Brenda from Flatbush said...

The word cloud crystallizes the weird funk I've been in with uncanny precision. And survivor guilt: check; we never even lost power. Enjoying the ordinary "luxuries" and comforts of everyday living is hollow when so many people are rendered homeless or just hanging on in misery with so much uncertainty ahead...the city feels as if it has sustained a lasting body blow.

Brendan said...

I have felt some of that tiredness and sadness but my principal emotion is increasingly becoming ANGER at the complete failure of every big institution that should have stepped up, from the LI power utility to FEMA to (perhaps especially) the Red Cross to respond to the disaster in the Rockaways and Staten island--still, two weeks later. Local charities and religious groups and Occupy Sandy have done great things, but they should have MUCH more support from the big guys.

laura said...

just read the NYtimes. i had no idea the water was NINE feet high in staten island. that resulted in several deaths. i still find it difficult to believe this could happen in NY, drowning in your own home-like in louisiana. i tend to think we have civilized weather. heat waves yes, this no. living near a beach is not a good idea.

everettsville said...

This city was already at low vitality before Sandy: 9-11, market crash, nanny-state laws, e-gadget isolation. The storm adds to a mood that I don't quite have the right word for other than "blah"

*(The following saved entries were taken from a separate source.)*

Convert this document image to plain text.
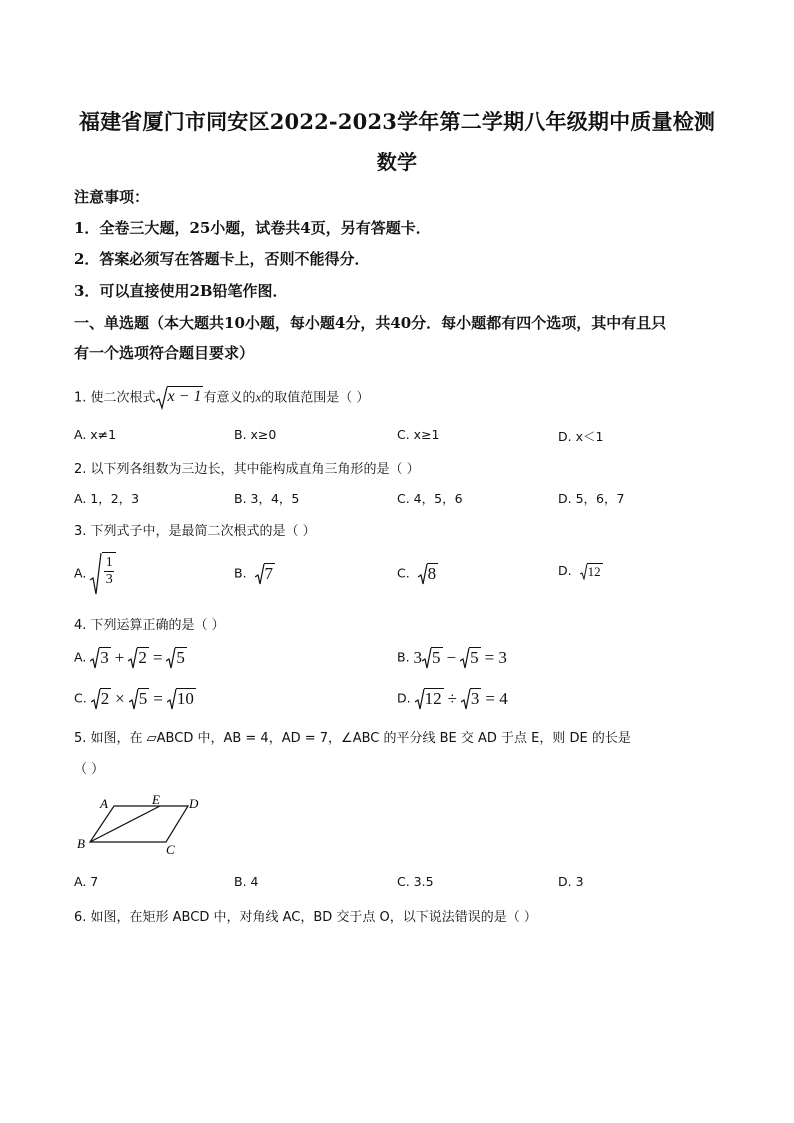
福建省厦门市同安区2022-2023学年第二学期八年级期中质量检测
数学
注意事项：
1．全卷三大题，25小题，试卷共4页，另有答题卡．
2．答案必须写在答题卡上，否则不能得分．
3．可以直接使用2B铅笔作图．
一、单选题（本大题共10小题，每小题4分，共40分．每小题都有四个选项，其中有且只
有一个选项符合题目要求）
1. 使二次根式 x − 1 有意义的x的取值范围是（ ）
A. x≠1	B. x≥0	C. x≥1	D. x＜1
2. 以下列各组数为三边长，其中能构成直角三角形的是（ ）
A. 1，2，3	B. 3，4，5	C. 4，5，6	D. 5，6，7
3. 下列式子中，是最简二次根式的是（ ）
A. $\frac{1}{3}$	B. 7	C. 8	D. 12
4. 下列运算正确的是（ ）
A. 3 + 2 = 5	B. 3 5 − 5 = 3
C. 2 × 5 = 10	D. 12 ÷ 3 = 4
5. 如图，在 ▱ABCD 中，AB = 4，AD = 7，∠ABC 的平分线 BE 交 AD 于点 E，则 DE 的长是
（ ）
A	E D
B	C
A. 7	B. 4	C. 3.5	D. 3
6. 如图，在矩形 ABCD 中，对角线 AC，BD 交于点 O，以下说法错误的是（ ）
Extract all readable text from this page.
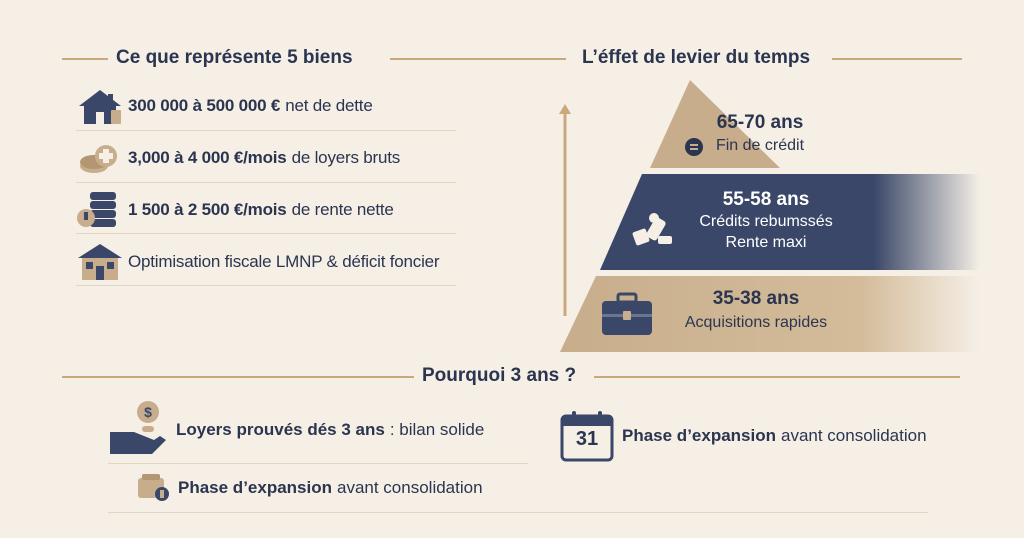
Ce que représente 5 biens	L’éffet de levier du temps
300 000 à 500 000 € net de dette
3,000 à 4 000 €/mois de loyers bruts
1 500 à 2 500 €/mois de rente nette
Optimisation fiscale LMNP & déficit foncier
65-70 ans
Fin de crédit
55-58 ans
Crédits rebumssés
Rente maxi
35-38 ans
Acquisitions rapides
Pourquoi 3 ans ?
$
Loyers prouvés dés 3 ans : bilan solide	31	Phase d’expansion avant consolidation
Phase d’expansion avant consolidation
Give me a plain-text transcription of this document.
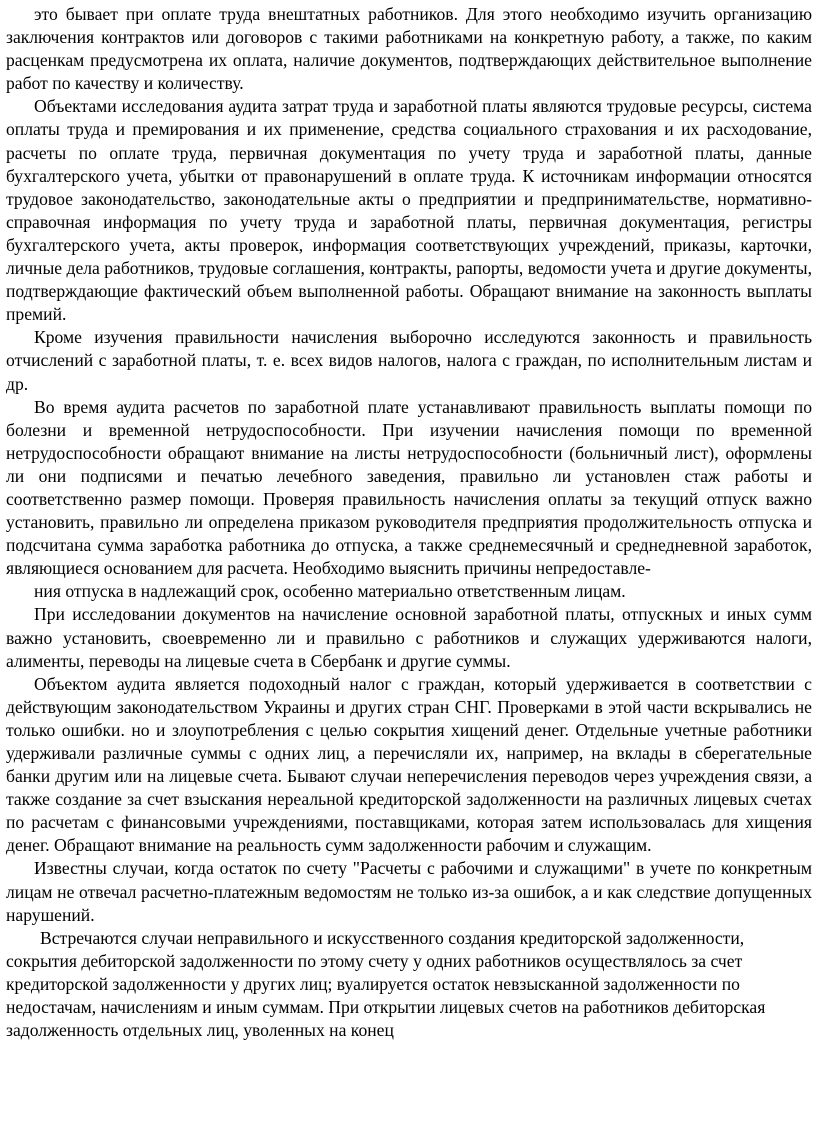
это бывает при оплате труда внештатных работников. Для этого необходимо изучить организацию заключения контрактов или договоров с такими работниками на конкретную работу, а также, по каким расценкам предусмотрена их оплата, наличие документов, подтверждающих действительное выполнение работ по качеству и количеству.

Объектами исследования аудита затрат труда и заработной платы являются трудовые ресурсы, система оплаты труда и премирования и их применение, средства социального страхования и их расходование, расчеты по оплате труда, первичная документация по учету труда и заработной платы, данные бухгалтерского учета, убытки от правонарушений в оплате труда. К источникам информации относятся трудовое законодательство, законодательные акты о предприятии и предпринимательстве, нормативно-справочная информация по учету труда и заработной платы, первичная документация, регистры бухгалтерского учета, акты проверок, информация соответствующих учреждений, приказы, карточки, личные дела работников, трудовые соглашения, контракты, рапорты, ведомости учета и другие документы, подтверждающие фактический объем выполненной работы. Обращают внимание на законность выплаты премий.

Кроме изучения правильности начисления выборочно исследуются законность и правильность отчислений с заработной платы, т. е. всех видов налогов, налога с граждан, по исполнительным листам и др.

Во время аудита расчетов по заработной плате устанавливают правильность выплаты помощи по болезни и временной нетрудоспособности. При изучении начисления помощи по временной нетрудоспособности обращают внимание на листы нетрудоспособности (больничный лист), оформлены ли они подписями и печатью лечебного заведения, правильно ли установлен стаж работы и соответственно размер помощи. Проверяя правильность начисления оплаты за текущий отпуск важно установить, правильно ли определена приказом руководителя предприятия продолжительность отпуска и подсчитана сумма заработка работника до отпуска, а также среднемесячный и среднедневной заработок, являющиеся основанием для расчета. Необходимо выяснить причины непредоставле-

ния отпуска в надлежащий срок, особенно материально ответственным лицам.

При исследовании документов на начисление основной заработной платы, отпускных и иных сумм важно установить, своевременно ли и правильно с работников и служащих удерживаются налоги, алименты, переводы на лицевые счета в Сбербанк и другие суммы.

Объектом аудита является подоходный налог с граждан, который удерживается в соответствии с действующим законодательством Украины и других стран СНГ. Проверками в этой части вскрывались не только ошибки. но и злоупотребления с целью сокрытия хищений денег. Отдельные учетные работники удерживали различные суммы с одних лиц, а перечисляли их, например, на вклады в сберегательные банки другим или на лицевые счета. Бывают случаи неперечисления переводов через учреждения связи, а также создание за счет взыскания нереальной кредиторской задолженности на различных лицевых счетах по расчетам с финансовыми учреждениями, поставщиками, которая затем использовалась для хищения денег. Обращают внимание на реальность сумм задолженности рабочим и служащим.

Известны случаи, когда остаток по счету "Расчеты с рабочими и служащими" в учете по конкретным лицам не отвечал расчетно-платежным ведомостям не только из-за ошибок, а и как следствие допущенных нарушений.

Встречаются случаи неправильного и искусственного создания кредиторской задолженности, сокрытия дебиторской задолженности по этому счету у одних работников осуществлялось за счет кредиторской задолженности у других лиц; вуалируется остаток невзысканной задолженности по недостачам, начислениям и иным суммам. При открытии лицевых счетов на работников дебиторская задолженность отдельных лиц, уволенных на конец
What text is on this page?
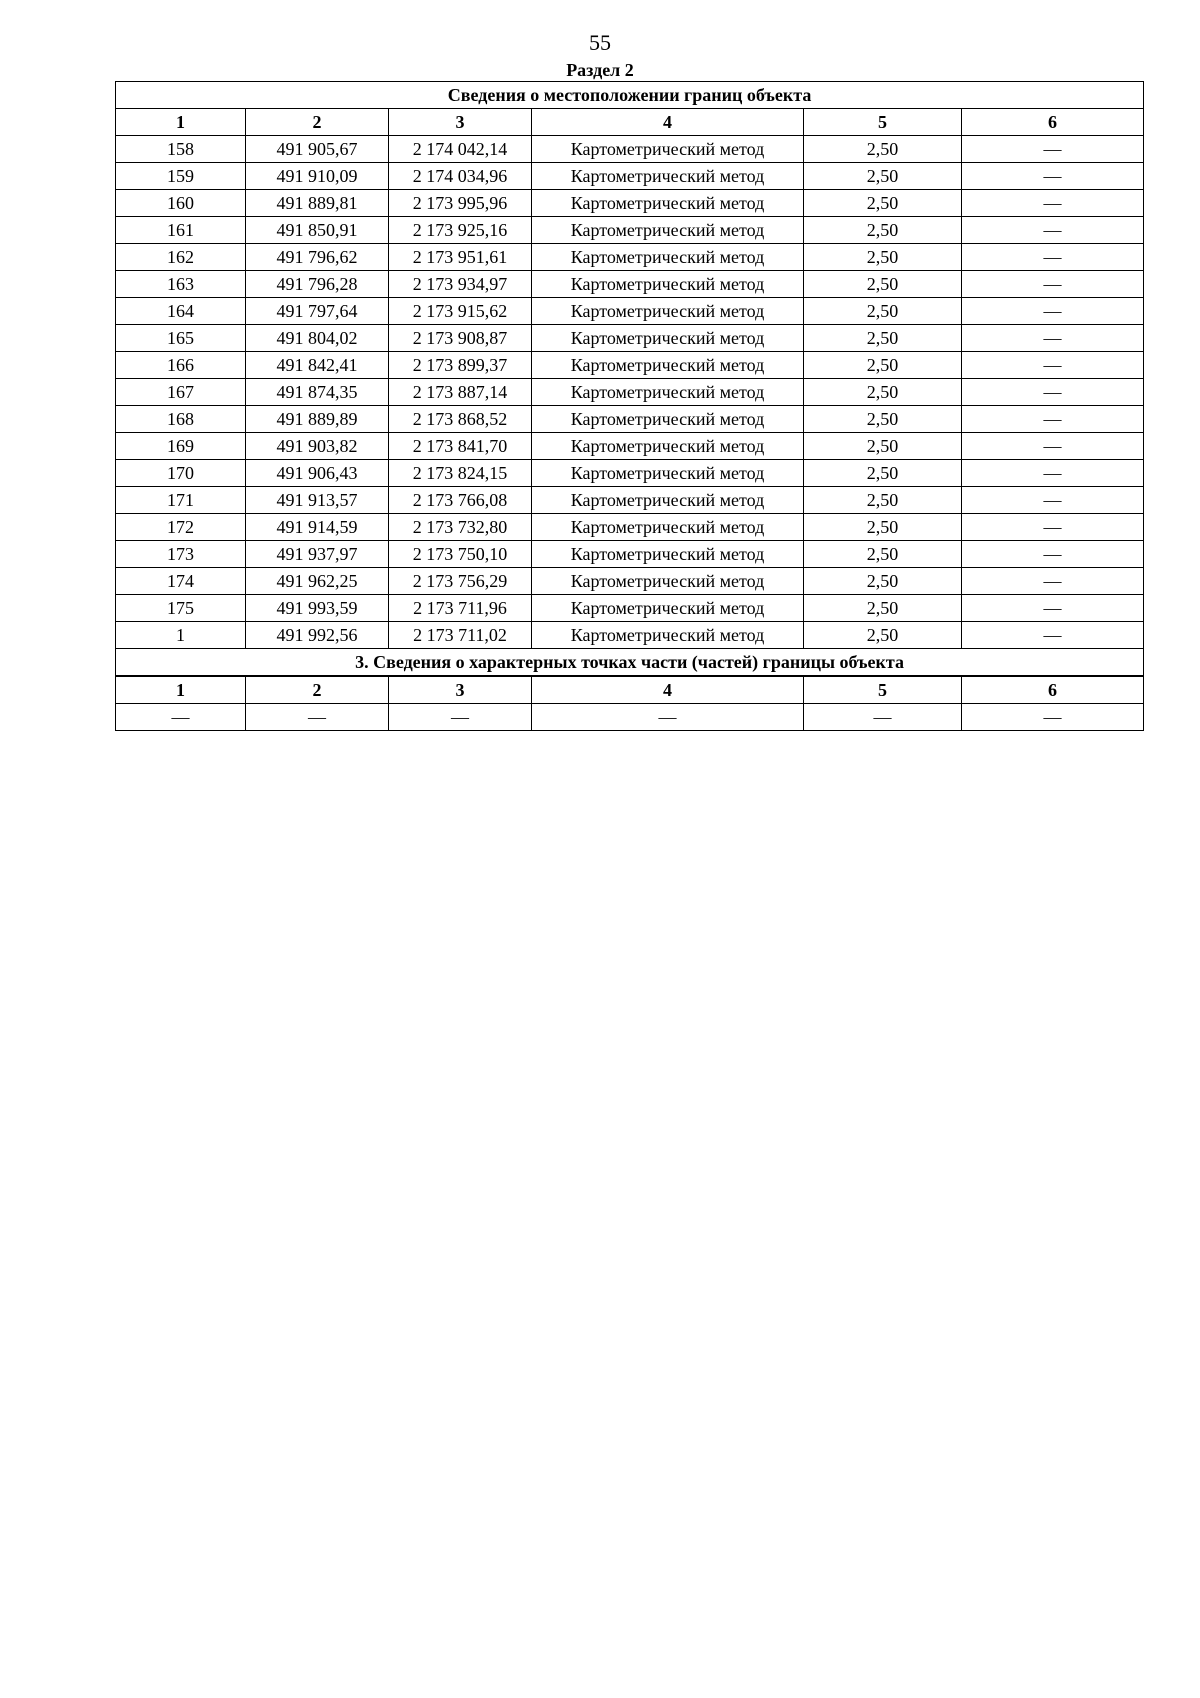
55
Раздел 2
Сведения о местоположении границ объекта					
1	2	3	4	5	6
158	491 905,67	2 174 042,14	Картометрический метод	2,50	—
159	491 910,09	2 174 034,96	Картометрический метод	2,50	—
160	491 889,81	2 173 995,96	Картометрический метод	2,50	—
161	491 850,91	2 173 925,16	Картометрический метод	2,50	—
162	491 796,62	2 173 951,61	Картометрический метод	2,50	—
163	491 796,28	2 173 934,97	Картометрический метод	2,50	—
164	491 797,64	2 173 915,62	Картометрический метод	2,50	—
165	491 804,02	2 173 908,87	Картометрический метод	2,50	—
166	491 842,41	2 173 899,37	Картометрический метод	2,50	—
167	491 874,35	2 173 887,14	Картометрический метод	2,50	—
168	491 889,89	2 173 868,52	Картометрический метод	2,50	—
169	491 903,82	2 173 841,70	Картометрический метод	2,50	—
170	491 906,43	2 173 824,15	Картометрический метод	2,50	—
171	491 913,57	2 173 766,08	Картометрический метод	2,50	—
172	491 914,59	2 173 732,80	Картометрический метод	2,50	—
173	491 937,97	2 173 750,10	Картометрический метод	2,50	—
174	491 962,25	2 173 756,29	Картометрический метод	2,50	—
175	491 993,59	2 173 711,96	Картометрический метод	2,50	—
1	491 992,56	2 173 711,02	Картометрический метод	2,50	—
3. Сведения о характерных точках части (частей) границы объекта					
1	2	3	4	5	6
—	—	—	—	—	—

After 9-11 we shared anxieties and reassurances in public with strangers. Now we type them in solitude.

I keep thinking it can't last much longer, this malaise. I don't know what it takes to break the mood.

Jill said...

I am fascinated by the dichotomy of response. Your word cloud tells a real story about people's emotionA response which is very low and sad, but on Facebook when you posted the notice from the west village about a support group the general reaction was outrage that people who now have their power back don't have the right to have emotional issues while others are still suffering from the aftermath.

Marco said...

You and your readers who have not seen this might find this helpful:

Anonymous said...

I'm torn, I feel a touch of the post sandy depression but kind of hopeful that this will drive the rich and trendy away if only one tiny bit.

Brendan said...

Why would it do that, anon 4:32? The rich are fine. They always are. The people hurting are middle class and working class and poor. There is no possible silver lining from any of this, except that MAYBE America will get serious about climate change. But I'm not holding my breath for that either.